Hamburg - Hamburger SV have appointed Mirko Slomka as their new coach on a two-and-a-half-year contract.
Success at Hannover
Slomka, who replaces Bert van Marwijk in the Hamburg hot seat, arrives at a club in a similar predicament Hannover were in when he took over at the HDI-Arena in 2010. A 3-0 win over VfL Bochum on the final day of that season saw them avoid relegation and, in his first full season in charge, he led the Reds to fourth position in the Bundesliga and a place in the UEFA Europa League.
He followed that with the most successful year in the club's history as Hannover reached the quarter-finals of the Europa League - where they were beaten by eventual winners Club Atletico de Madrid - and qualified for the competition once gain by securing seventh place in the Bundesliga on to a dramatic final day of the season.
Hamburg fans will hope to avoid any such final day drama this term, but in Slomka, they have a coach who has already shown his acumen in delicate situations while building a side suitable for European football, something that the northern Germany club have been craving for since 2010, when they were knocked out of the Europa League semi-finals by Fulham FC.
"For now, the most important thing is keeping this club in the Bundesliga," said Slomka at his presentation on Monday. "HSV should be one of the top five clubs in Germany. It's a wonderful challenge for me." The first challenge he faces is against Borussia Dortmund on Matchday 22, a sizeable task for any side, let alone one struggling at the wrong end of the table.
"We need to put in a good performance for our fans," said Slomka, who is regarded as the right man for the job by the club's sporting director Oliver Kreuzer. "The main thing for us was appointing a coach who has experience of this kind of situation," he said, showing his faith in Slomka by giving him a contract until 2016.
"Confident we'll stay up"
Slomka intends to honour that contract and build a bright future for the success-starved club, although he vows to take things one step at a time. "If we manage to stay in the Bundesliga, then we'll be able to make plans for the coming season," he said. "But I'm confident we will stay up. I've got a contract until 2016."

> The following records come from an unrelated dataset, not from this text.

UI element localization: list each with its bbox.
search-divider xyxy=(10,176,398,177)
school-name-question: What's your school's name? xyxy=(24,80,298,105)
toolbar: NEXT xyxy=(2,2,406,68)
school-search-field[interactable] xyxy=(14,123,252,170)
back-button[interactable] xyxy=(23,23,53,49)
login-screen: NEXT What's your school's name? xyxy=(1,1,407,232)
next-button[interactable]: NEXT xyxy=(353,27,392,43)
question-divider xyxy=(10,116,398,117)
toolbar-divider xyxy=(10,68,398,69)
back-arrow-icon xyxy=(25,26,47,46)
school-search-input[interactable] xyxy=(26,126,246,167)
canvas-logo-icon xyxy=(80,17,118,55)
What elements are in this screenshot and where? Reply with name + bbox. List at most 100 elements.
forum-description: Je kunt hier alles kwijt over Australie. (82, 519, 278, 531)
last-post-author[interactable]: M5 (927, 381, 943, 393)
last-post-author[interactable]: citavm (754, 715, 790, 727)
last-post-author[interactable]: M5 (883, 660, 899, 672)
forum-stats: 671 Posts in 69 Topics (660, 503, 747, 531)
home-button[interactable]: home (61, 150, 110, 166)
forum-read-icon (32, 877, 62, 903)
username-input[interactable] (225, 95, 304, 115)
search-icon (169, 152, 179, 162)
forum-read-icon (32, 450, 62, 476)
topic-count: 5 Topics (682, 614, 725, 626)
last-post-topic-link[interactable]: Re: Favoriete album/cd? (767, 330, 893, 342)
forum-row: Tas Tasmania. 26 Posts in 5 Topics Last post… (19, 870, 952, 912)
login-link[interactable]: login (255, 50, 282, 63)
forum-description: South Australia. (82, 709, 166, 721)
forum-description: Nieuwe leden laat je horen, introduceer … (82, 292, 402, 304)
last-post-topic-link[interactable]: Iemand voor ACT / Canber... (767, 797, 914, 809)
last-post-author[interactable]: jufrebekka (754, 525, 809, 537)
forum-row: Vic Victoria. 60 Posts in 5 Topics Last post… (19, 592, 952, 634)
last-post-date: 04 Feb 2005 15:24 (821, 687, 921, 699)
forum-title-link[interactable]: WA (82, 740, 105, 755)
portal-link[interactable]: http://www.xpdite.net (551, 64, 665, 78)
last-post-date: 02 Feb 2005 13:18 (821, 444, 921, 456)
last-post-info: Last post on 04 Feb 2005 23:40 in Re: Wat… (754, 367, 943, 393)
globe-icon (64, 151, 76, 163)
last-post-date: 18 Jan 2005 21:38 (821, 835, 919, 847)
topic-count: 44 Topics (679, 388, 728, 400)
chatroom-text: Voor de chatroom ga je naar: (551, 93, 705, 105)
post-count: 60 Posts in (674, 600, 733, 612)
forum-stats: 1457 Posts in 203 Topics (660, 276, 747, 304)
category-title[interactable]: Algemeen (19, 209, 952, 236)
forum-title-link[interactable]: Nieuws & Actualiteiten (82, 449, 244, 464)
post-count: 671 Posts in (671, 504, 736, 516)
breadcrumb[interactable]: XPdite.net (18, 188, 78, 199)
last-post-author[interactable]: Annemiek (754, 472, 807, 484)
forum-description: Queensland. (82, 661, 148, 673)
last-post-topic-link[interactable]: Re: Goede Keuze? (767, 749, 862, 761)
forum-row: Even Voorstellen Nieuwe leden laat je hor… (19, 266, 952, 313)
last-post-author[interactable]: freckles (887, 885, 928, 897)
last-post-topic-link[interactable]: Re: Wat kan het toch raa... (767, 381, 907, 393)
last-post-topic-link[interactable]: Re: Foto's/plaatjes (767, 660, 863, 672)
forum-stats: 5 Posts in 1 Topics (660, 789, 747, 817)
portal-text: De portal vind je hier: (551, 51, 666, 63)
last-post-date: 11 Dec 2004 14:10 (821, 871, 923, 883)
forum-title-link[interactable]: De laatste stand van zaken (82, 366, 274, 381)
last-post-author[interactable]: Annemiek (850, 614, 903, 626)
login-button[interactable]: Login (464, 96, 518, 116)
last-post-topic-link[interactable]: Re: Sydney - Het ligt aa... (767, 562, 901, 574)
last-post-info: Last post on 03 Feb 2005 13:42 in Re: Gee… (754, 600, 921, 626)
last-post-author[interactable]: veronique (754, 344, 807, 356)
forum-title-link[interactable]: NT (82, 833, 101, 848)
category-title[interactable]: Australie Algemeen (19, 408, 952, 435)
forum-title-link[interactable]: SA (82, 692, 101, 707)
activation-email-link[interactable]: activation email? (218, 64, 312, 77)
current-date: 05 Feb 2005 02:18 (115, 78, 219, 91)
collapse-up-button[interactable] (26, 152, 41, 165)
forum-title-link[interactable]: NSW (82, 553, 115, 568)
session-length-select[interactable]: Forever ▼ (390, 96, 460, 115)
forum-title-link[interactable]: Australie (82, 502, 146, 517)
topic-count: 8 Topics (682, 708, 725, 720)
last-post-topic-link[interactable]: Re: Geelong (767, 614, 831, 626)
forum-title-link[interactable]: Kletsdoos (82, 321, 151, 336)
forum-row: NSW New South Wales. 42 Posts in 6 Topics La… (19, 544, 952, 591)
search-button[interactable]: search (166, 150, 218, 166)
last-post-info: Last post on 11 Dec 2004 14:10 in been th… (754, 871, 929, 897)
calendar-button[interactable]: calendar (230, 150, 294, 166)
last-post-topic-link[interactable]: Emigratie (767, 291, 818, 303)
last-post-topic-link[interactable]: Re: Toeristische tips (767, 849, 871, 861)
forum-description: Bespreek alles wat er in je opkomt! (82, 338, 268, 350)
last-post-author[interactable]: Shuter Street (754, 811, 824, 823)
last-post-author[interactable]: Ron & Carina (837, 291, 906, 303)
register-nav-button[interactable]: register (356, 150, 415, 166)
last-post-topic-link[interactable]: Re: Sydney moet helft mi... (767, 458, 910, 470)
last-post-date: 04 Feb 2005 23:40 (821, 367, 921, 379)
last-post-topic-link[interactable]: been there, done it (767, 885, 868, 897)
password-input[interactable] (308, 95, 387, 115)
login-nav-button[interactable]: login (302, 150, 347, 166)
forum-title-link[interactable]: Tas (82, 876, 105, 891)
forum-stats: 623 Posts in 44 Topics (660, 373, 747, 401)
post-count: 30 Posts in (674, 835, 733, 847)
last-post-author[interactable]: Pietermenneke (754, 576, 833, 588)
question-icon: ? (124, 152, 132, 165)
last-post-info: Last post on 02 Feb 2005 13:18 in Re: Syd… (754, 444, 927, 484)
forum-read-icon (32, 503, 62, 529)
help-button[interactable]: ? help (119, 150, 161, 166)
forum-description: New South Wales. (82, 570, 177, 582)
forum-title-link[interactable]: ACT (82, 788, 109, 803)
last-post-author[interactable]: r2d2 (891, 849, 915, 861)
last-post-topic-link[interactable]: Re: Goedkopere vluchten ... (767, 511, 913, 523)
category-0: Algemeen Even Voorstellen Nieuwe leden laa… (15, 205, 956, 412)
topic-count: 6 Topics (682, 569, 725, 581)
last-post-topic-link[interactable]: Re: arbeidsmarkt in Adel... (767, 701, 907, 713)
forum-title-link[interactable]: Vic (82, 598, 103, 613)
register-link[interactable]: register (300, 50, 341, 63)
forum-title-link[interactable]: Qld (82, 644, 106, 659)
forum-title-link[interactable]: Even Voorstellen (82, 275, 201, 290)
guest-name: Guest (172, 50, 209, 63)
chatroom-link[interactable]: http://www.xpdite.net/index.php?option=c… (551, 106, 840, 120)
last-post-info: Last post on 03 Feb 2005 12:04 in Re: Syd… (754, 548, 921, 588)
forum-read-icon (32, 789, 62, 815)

The 46-year-old is set to lead his first training session on Monday afternoon, but he wasted no time in letting his players know the way he wants to play. "I prefer two defensive midfielders," he said. "It's up to us to make the players understand their roles. We have a lot of fast, technical wide players, but not as many who can play centrally. I believe the players are good enough to be here."